Lillingstone was without a command until 1705, when he was authorised to raise a regiment of foot. The third Lillingstone's Regiment was duly raised at the King's Head, Bird Street, Lichfield on 25 March 1705. The regiment was ordered to Antigua in 1707, but Lillingstone did not accompany it. In 1708 Lillingstone was promoted to the rank of brigadier-general, and ordered to join his regiment. He refused, and was dismissed on 2 June. Lillingstone's Regiment was given to his second-in-command, becoming James Jones's Regiment of Foot. The regiment continued in existence, becoming the 38th Regiment of Foot in 1751, one of the forebears of the modern Mercian Regiment.

==Later life==
Lillingstone was refused the purchase price of his regiment, and this led to the forced sale of his estate, Ferriby Grange, North Ferriby, in the East Riding of Yorkshire. Lillingstone was married twice, first to Elizabeth, daughter of Robert Sanderson of Bonnel, who died on 18 October 1699. His second wife was Catherine, daughter and heiress of Colonel Hassell of Kirby Grindalyth, Yorkshire.
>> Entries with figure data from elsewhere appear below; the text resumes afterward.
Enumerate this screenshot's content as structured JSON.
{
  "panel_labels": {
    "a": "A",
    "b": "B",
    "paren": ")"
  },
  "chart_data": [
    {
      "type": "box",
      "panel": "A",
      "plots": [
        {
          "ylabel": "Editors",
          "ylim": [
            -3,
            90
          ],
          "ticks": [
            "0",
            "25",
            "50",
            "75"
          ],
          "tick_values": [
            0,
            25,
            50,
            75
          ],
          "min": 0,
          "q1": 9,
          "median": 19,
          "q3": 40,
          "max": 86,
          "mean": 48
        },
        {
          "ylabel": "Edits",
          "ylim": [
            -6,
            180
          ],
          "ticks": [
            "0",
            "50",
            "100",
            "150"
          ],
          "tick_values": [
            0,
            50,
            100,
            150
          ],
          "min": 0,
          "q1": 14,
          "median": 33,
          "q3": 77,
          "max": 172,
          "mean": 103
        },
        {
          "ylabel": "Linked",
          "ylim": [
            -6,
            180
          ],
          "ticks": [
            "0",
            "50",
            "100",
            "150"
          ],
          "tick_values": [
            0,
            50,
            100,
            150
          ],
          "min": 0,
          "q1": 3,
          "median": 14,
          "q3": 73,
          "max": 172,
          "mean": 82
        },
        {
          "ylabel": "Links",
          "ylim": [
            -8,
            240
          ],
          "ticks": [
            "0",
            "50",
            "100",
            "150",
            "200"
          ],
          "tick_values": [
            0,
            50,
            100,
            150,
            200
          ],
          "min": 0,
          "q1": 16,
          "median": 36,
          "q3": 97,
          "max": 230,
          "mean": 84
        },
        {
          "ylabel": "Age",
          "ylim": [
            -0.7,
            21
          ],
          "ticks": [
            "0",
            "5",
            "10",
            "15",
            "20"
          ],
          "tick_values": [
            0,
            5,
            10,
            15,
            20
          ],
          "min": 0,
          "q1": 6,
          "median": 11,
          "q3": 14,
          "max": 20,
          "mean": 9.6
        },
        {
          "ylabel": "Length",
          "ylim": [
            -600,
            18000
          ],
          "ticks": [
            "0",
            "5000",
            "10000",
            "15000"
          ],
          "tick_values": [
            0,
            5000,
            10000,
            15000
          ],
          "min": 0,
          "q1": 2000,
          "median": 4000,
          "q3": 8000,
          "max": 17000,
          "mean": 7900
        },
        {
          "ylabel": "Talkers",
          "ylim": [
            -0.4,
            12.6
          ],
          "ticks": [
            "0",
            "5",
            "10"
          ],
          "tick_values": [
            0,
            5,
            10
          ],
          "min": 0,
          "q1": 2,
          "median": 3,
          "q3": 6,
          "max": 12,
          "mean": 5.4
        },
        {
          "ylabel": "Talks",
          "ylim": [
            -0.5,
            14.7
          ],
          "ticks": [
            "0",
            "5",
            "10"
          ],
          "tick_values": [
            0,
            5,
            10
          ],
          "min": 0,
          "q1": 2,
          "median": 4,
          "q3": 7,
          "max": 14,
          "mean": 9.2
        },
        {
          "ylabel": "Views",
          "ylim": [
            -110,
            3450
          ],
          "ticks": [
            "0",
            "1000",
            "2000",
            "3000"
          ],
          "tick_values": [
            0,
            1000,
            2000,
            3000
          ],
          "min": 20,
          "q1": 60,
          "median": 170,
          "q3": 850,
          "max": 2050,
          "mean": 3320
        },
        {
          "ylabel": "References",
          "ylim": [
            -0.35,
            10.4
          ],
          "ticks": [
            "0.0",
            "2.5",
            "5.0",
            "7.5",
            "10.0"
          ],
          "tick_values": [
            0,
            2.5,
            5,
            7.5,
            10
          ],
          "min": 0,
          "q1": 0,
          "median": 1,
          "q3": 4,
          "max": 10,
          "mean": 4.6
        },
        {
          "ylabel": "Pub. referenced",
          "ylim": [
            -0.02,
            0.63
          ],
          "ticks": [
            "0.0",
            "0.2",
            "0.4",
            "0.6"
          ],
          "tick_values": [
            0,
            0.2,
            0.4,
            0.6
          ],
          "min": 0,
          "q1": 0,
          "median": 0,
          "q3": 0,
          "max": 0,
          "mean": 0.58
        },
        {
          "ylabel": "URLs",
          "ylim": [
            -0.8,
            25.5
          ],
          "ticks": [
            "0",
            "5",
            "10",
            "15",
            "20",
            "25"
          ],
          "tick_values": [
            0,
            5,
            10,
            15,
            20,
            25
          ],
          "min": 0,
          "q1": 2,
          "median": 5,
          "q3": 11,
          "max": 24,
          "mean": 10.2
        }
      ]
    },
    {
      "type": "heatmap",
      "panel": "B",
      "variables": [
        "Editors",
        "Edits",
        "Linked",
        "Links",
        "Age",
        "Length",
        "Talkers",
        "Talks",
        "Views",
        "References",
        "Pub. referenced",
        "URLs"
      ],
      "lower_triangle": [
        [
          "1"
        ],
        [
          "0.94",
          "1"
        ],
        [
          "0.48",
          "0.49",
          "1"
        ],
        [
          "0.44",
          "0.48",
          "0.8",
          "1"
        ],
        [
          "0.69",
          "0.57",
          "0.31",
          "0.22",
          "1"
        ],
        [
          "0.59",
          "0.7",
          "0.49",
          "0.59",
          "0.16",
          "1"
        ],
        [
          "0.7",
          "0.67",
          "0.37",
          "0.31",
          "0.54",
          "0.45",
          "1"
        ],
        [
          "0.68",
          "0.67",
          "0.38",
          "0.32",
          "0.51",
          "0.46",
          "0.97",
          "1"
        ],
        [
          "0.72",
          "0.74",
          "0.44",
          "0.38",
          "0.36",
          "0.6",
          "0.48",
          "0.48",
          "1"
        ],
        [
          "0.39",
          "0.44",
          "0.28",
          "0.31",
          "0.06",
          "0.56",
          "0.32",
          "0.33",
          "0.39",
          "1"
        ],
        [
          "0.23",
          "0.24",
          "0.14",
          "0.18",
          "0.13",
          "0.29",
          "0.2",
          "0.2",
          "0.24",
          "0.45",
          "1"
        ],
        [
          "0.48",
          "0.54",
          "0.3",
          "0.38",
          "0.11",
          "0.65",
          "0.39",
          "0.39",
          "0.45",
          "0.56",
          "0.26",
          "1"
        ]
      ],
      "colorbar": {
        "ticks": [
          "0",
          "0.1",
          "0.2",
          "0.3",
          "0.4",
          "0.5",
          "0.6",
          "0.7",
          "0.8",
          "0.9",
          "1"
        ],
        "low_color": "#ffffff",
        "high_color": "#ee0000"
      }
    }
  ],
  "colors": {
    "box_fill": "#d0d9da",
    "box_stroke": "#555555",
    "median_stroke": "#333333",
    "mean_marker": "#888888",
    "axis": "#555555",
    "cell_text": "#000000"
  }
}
Neither marriage produced a male heir and Lillingstone's estates of North Ferriby and Kirby Grindalyth passed to his sister's son, Luke Bowden, who took the name of Lillingstone, and whose granddaughter married and gave her surname to Abraham Spooner in 1797. Abraham Spooner Lillingstone was the son of the banker Isaac Spooner and brother-in-law to William Wilberforce by his sister Barbara Ann Spooner. Lillingstone died on 6 April 1713, and a monument to his memory was erected in the parish church of All Saints, North Ferriby. The monument features life-size effigies of Lillingstone and his second wife.